Schoolgirl No. 2, loq.—“My last term at F. I was expecting a box of ‘goodies’ from home. So when the message came, ‘An express package for you, Miss Fanny,’ I invited all my specials to come and assist at the opening. Instead of the expected box, there appeared a misshapen bundle, done up in yellow wrapping-paper. Four such dejected-looking damsels were never seen before as we, standing around the ugly old thing. Finally Alice suggested:

“‘Open it!’

“‘Oh, I know what it is,’ I said; ‘it is my old Tibet, that mother has had made over for me.’

“‘Let’s see,’ persisted Alice.

“So I opened the package. The first thing I drew out was too much for me.

“‘What a funny-looking basque!’ exclaimed Alice. All the rest were struck dumb with disappointment.

“No, not a basque at all, but a man’s black satin waistcoat! and next came objects about which there could be no doubt—a pair of dingy old trousers and a swallow-tailed coat! Imagine the chorus of damsels!

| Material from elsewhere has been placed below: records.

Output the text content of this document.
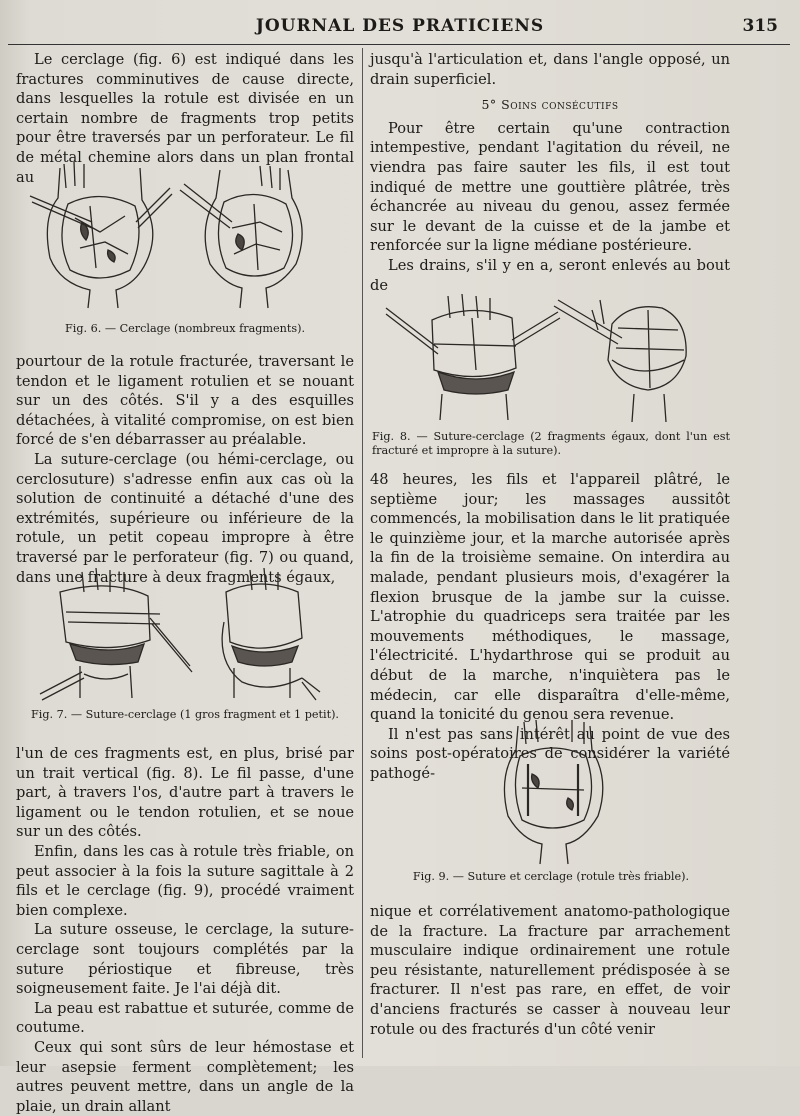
JOURNAL DES PRATICIENS	315

Le cerclage (fig. 6) est indiqué dans les fractures comminutives de cause directe, dans lesquelles la rotule est divisée en un certain nombre de fragments trop petits pour être traversés par un perforateur. Le fil de métal chemine alors dans un plan frontal au

Fig. 6. — Cerclage (nombreux fragments).

pourtour de la rotule fracturée, traversant le tendon et le ligament rotulien et se nouant sur un des côtés. S'il y a des esquilles détachées, à vitalité compromise, on est bien forcé de s'en débarrasser au préalable.

La suture-cerclage (ou hémi-cerclage, ou cerclosuture) s'adresse enfin aux cas où la solution de continuité a détaché d'une des extrémités, supérieure ou inférieure de la rotule, un petit copeau impropre à être traversé par le perforateur (fig. 7) ou quand, dans une fracture à deux fragments égaux,

Fig. 7. — Suture-cerclage (1 gros fragment et 1 petit).

l'un de ces fragments est, en plus, brisé par un trait vertical (fig. 8). Le fil passe, d'une part, à travers l'os, d'autre part à travers le ligament ou le tendon rotulien, et se noue sur un des côtés.

Enfin, dans les cas à rotule très friable, on peut associer à la fois la suture sagittale à 2 fils et le cerclage (fig. 9), procédé vraiment bien complexe.

La suture osseuse, le cerclage, la suture-cerclage sont toujours complétés par la suture périostique et fibreuse, très soigneusement faite. Je l'ai déjà dit.

La peau est rabattue et suturée, comme de coutume.

Ceux qui sont sûrs de leur hémostase et leur asepsie ferment complètement; les autres peuvent mettre, dans un angle de la plaie, un drain allant

jusqu'à l'articulation et, dans l'angle opposé, un drain superficiel.

5° Soins consécutifs

Pour être certain qu'une contraction intempestive, pendant l'agitation du réveil, ne viendra pas faire sauter les fils, il est tout indiqué de mettre une gouttière plâtrée, très échancrée au niveau du genou, assez fermée sur le devant de la cuisse et de la jambe et renforcée sur la ligne médiane postérieure.

Les drains, s'il y en a, seront enlevés au bout de

Fig. 8. — Suture-cerclage (2 fragments égaux, dont l'un est fracturé et impropre à la suture).

48 heures, les fils et l'appareil plâtré, le septième jour; les massages aussitôt commencés, la mobilisation dans le lit pratiquée le quinzième jour, et la marche autorisée après la fin de la troisième semaine. On interdira au malade, pendant plusieurs mois, d'exagérer la flexion brusque de la jambe sur la cuisse. L'atrophie du quadriceps sera traitée par les mouvements méthodiques, le massage, l'électricité. L'hydarthrose qui se produit au début de la marche, n'inquiètera pas le médecin, car elle disparaîtra d'elle-même, quand la tonicité du genou sera revenue.

Il n'est pas sans intérêt au point de vue des soins post-opératoires de considérer la variété pathogé-

Fig. 9. — Suture et cerclage (rotule très friable).

nique et corrélativement anatomo-pathologique de la fracture. La fracture par arrachement musculaire indique ordinairement une rotule peu résistante, naturellement prédisposée à se fracturer. Il n'est pas rare, en effet, de voir d'anciens fracturés se casser à nouveau leur rotule ou des fracturés d'un côté venir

“The secret was that two packages lay in father’s office, one for me, the other for those everlasting freedmen. John was to forward mine. He had taken up the box to write my address on it when the yellow bundle tumbled off the desk at his feet and scared the wits out of his head. So I came in for father’s second-hand clothes, and the Ethiopians had the ‘goodies!’”

Repentant Dominie loq.—“I don’t approve of it at all; but then, if you must write the wicked thing, I heard a good story for you to-day. Doctor —— found himself in the pulpit of a Dutch Reformed Church the other Sunday. You know he is one who prides himself on his adaptation to places and times. Just at the close of the introductory service a black gown lying over the arm of the sofa caught his eye. He was rising to deliver his sermon when it forced itself on his attention again.

“‘Sure enough,’ thought he, ‘Dutch Reformed clergymen do wear gowns. I might as well put it on.’

“So he solemnly thrust himself into the malicious (as you would say) garment, and went through the services as well as he could, considering that his audience seemed singularly agitated, and, indeed, on the point of bursting out into a general laugh throughout the entire service. And no wonder! The good Doctor, in his zeal for conformity, had attired himself in the black cambric duster in which the pulpit was shrouded during week-days, and had been gesticulating his eloquent homily with his arms thrust through the holes left for the pulpit lamps!”